Wetterfühligkeit

Autorin: Ulrike Springer

Aktualisiert am: 15.03.2010

Was hilft gegen Wetterfühligkeit?

Das Wetter können wir zwar nicht beeinflussen, doch wir können einiges dafür tun, dem Körper die Anpassung an eine veränderte Wetterlage zu erleichtern. Viel Bewegung an der frischen Luft und ausreichender Schlaf sind jetzt besonders wichtig, und natürlich alles, was den Körper abhärtet: Sauna, Dampfbad und Kneipp-Kuren sind dafür hervorragend geeignet.

Wer unter Frühjahrsmüdigkeit leidet, sollte auf Gymnastik oder Ausdauersportarten setzen, die den Kreislauf anregen. Entspannungsübungen wie etwa autogenes Training oder Qi Gong helfen bei Kopfschmerzen. Die chinesische Akupressur kann ebenfalls mit einer Übung gegen die Frühjahrsmüdigkeit aufwarten: dafür einfach die Kuppe beider Mittelfinger mit den Daumen reiben, bis ein Wärmegefühl entsteht.

Mehr Schwung durch gesunde Ernährung

Eine vitaminreiche Kost und die Vermeidung von Alkohol und Nikotin sind der Schlüssel zur Vermeidung beziehungsweise Linderung von Wetterfühligkeits-beschwerden. Prof Hademar Bankhofer empfiehlt in seinem Werk "Das große Buch vom gesunden Leben" reichlich Vitamin C, das Stress reduziert und munter macht. Essen Sie daher so oft wie möglich Zitrusfrüchte, Sauerkraut, Paprikaschoten und Kiwis, Vitamin-C-reiche Getränke sind Hagebuttentee und Sanddornsaft.

Der amerikanische Wissenschaftler Prof. Dr.
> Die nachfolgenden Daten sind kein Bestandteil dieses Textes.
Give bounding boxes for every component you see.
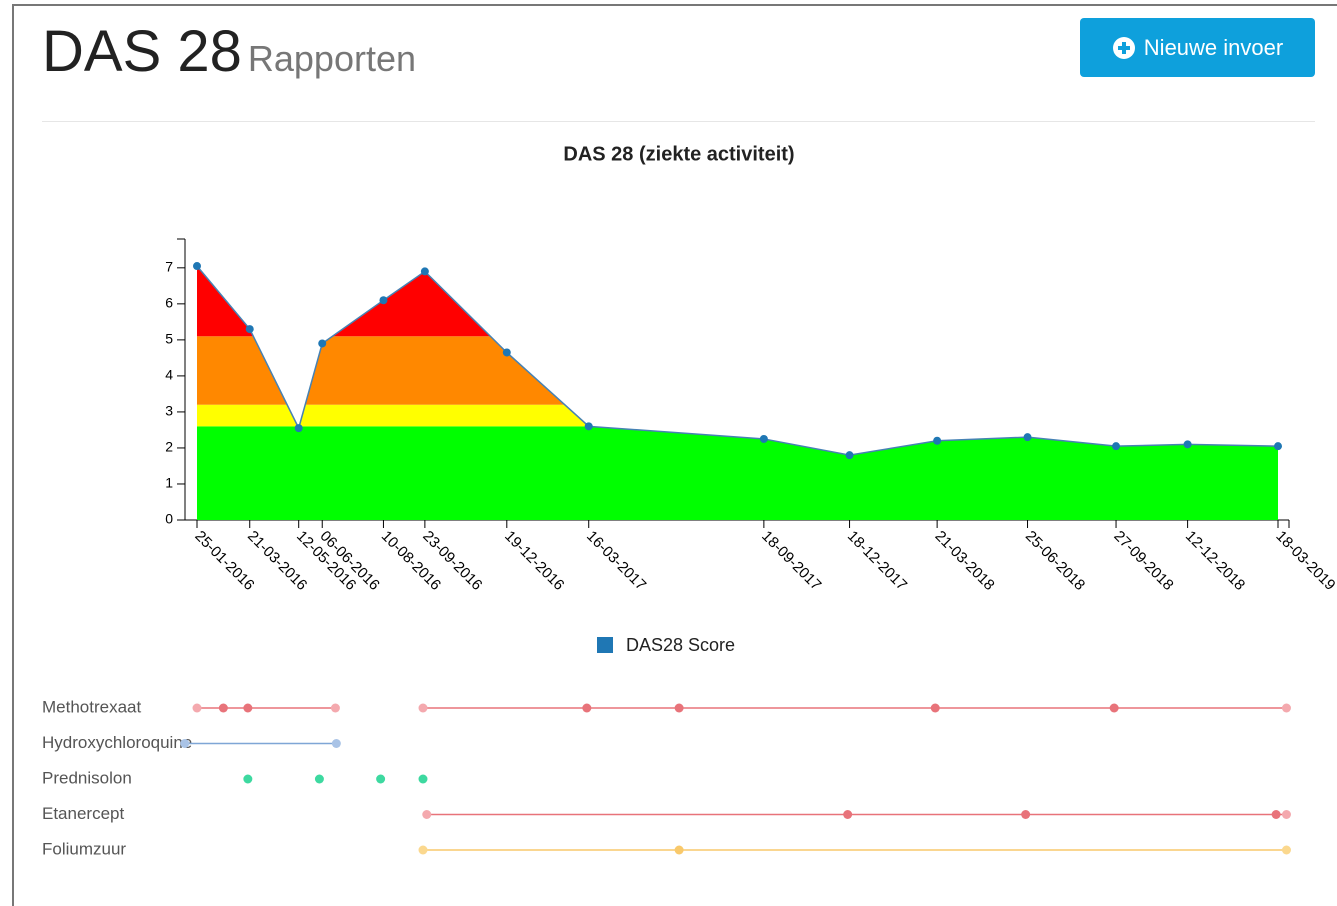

Jeffrey Bland hat nachgewiesen, dass Frühjahrsmüdigkeit stets mit einem Mangel an Vitamin E einhergeht. Daher sollten jetzt Weizenkleie, Weizenkeime, Weizenkeimöl, Milch und Milchprodukte sowie Nüsse und Eier oft auf dem Speiseplan stehen.

Eisenmangel kann zu Frühjahrsmüdigkeit führen

Auch ein Eisenmangel kann hinter Frühjahrsmüdigkeit stecken. Eisen ist in Sojaprodukten, Sonnenblumenkernen, Roten Rüben und Hühnerfleisch enthalten. Bequeme Naturen können auch zu Nahrungsergänzungsmittel  aus der Apotheke greifen. Einen Versuch wert ist auch Bankhofers Kräuterteekur: Trinken Sie eine Woche lang drei mal täglich eine Tasse Brennnesseltee, danach Löwenzahnwurzeltee in derselben Menge. Dr. med Susanne Schunder-Tatzber empfiehlt die Einnahme von Ginseng-Präparaten für einen Zeitraum von rund drei Monaten. Im Ayurveda zählt Ingwer zu den wichtigsten Heilpflanzen, die bei Schwächezuständen, Müdigkeit und Kopfschmerzen verordnet werden.